Limitless is a show about a man who takes a pill to become a genius and works with the FBI to catch criminals. It is as weirdly brilliant as its premise.
The series is a follow-up to the 2011 film of the same name and follows Brian Finch (Jake McDorman), a twenty-something slacker who lives with his parents and performs in empty bars as the last member of his high school rock band. In the pilot episode he is introduced to NZT, the mysterious miracle pill that gives him perfect recall of everything he has ever seen or done, making him the smartest person in the world for the twelve hours after taking it.
He is soon paired up with FBI Special Agent Rebecca Harris (Jennifer Carpenter) who acts as his handler while the FBI investigates the drug and the reason why Brian is apparently immune to its fatal side-effects. Secretly, this immunity is from an injection given to Brian by Eddie Morra (Bradley Cooper), the protagonist from the 2011 film, in exchange for Brian spying on the FBI’s on Morra’s behalf.
The series drops the thriller aspects from the original film in exchange for a slot in the crowded police drama market and, while the two leads do follow the cliché “responsible lady skeptic” and “quirky immature dude” pairing, what they do with the rest of the show is fascinating.
One thing that separates Limitless from other cop shows is its refusal to fully adhere to the normal “cop show” episode pattern.
We’ve seen the pattern before: dead body is found, cops investigate, weird evidence/complication, crazy theory, personal issues, sudden revelation, mystery solved. As the show goes on, however, this becomes less and less the plot. Recent episodes have dropped this pattern entirely, such as having Brian work to arrest the FBI’s entire 10 Most Wanted Criminals list as part of a bet to get his own office.
Where the show excels is how we see things through Brian’s imagination, like picturing his co-workers in dramatic action film scenarios before getting corrected. Another episode — where Brian visits his first bloody murder scene — has him retreat into his mind where a Barney the Dinosaur lookalike suggests replacing all the “scary” words with ” fun” words.
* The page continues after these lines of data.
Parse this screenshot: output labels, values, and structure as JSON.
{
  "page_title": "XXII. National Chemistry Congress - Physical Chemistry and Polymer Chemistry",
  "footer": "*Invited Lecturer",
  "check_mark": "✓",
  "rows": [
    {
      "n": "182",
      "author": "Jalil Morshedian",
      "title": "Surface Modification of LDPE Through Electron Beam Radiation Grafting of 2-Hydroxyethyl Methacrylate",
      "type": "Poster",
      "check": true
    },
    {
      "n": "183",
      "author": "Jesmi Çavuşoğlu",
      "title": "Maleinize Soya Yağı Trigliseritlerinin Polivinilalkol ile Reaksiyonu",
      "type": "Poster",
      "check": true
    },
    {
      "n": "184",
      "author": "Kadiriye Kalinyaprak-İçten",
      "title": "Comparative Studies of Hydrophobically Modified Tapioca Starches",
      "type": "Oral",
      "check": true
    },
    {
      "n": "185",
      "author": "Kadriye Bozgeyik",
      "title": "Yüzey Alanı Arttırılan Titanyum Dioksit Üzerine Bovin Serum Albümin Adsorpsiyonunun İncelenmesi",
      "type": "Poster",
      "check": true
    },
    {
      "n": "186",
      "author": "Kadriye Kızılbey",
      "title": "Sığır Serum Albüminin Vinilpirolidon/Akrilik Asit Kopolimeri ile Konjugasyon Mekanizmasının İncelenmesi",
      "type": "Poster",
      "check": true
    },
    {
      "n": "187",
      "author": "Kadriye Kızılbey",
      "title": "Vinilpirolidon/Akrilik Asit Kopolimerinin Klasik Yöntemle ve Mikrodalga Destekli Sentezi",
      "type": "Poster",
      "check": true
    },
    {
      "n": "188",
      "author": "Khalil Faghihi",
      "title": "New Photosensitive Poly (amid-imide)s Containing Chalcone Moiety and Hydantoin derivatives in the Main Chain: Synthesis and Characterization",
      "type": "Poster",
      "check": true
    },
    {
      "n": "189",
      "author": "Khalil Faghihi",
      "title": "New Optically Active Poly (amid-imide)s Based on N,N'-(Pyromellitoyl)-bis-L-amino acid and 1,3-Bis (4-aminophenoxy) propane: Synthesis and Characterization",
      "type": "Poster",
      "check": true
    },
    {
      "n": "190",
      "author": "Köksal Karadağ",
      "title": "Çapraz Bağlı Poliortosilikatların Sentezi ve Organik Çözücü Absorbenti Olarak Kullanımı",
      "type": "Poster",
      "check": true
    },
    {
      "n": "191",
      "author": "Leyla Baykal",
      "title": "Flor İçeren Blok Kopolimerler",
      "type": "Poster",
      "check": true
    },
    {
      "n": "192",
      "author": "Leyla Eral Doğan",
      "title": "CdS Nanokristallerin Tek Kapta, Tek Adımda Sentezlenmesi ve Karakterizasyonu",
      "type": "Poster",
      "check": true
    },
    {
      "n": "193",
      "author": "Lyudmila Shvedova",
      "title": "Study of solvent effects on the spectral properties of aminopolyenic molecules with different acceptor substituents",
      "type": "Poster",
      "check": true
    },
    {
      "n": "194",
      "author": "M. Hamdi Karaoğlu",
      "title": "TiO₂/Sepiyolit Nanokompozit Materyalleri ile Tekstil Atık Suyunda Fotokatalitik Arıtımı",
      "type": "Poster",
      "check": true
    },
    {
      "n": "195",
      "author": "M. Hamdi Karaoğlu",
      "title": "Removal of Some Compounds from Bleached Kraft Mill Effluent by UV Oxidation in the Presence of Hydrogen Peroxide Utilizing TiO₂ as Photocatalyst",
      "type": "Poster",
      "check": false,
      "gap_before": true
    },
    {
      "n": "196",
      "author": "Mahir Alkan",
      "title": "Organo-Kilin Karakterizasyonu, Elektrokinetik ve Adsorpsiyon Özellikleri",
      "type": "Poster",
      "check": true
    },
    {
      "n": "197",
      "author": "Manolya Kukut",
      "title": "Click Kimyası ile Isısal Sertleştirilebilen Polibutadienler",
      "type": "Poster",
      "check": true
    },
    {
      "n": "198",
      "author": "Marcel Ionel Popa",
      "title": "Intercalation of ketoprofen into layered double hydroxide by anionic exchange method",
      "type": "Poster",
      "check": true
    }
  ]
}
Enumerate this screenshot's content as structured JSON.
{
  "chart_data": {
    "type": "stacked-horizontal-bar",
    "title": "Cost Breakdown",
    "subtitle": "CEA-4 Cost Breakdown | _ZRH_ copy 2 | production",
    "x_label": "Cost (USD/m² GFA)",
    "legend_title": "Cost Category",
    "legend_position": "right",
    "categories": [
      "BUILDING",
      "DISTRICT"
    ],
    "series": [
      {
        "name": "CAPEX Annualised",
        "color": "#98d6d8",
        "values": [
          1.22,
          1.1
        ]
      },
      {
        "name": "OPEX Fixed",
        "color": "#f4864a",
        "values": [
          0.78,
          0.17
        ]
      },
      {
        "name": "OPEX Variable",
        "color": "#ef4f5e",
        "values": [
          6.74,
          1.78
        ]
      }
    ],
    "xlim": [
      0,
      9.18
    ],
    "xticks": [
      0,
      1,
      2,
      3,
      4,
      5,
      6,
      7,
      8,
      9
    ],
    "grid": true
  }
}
Then the rest of the episode has the agents say things like “we have a serial hugger on our hands” and referencing the “soda pop” spatter on the walls and body.
In a recent episode, Brian bribes a high-ranking Russian official with spoilers for the ending of Game of Thrones. No secret mistress, no gun to his head, just a cellphone with a direct line to George R.R. Martin and the ultimate fate of Westeros. The writers of Limitless didn’t need to do that. But they did. And it made me smile.
It is moments like this that set this show apart. This fun little moment is Limitless in a nutshell, telling you everything you need to know about Brian Finch, about the world he lives in, and about the show itself. It is a fun, well-written show with likeable characters that is not afraid to buck convention.
And it is brilliant.
Limitless airs Mondays at 9 p.m. on Global.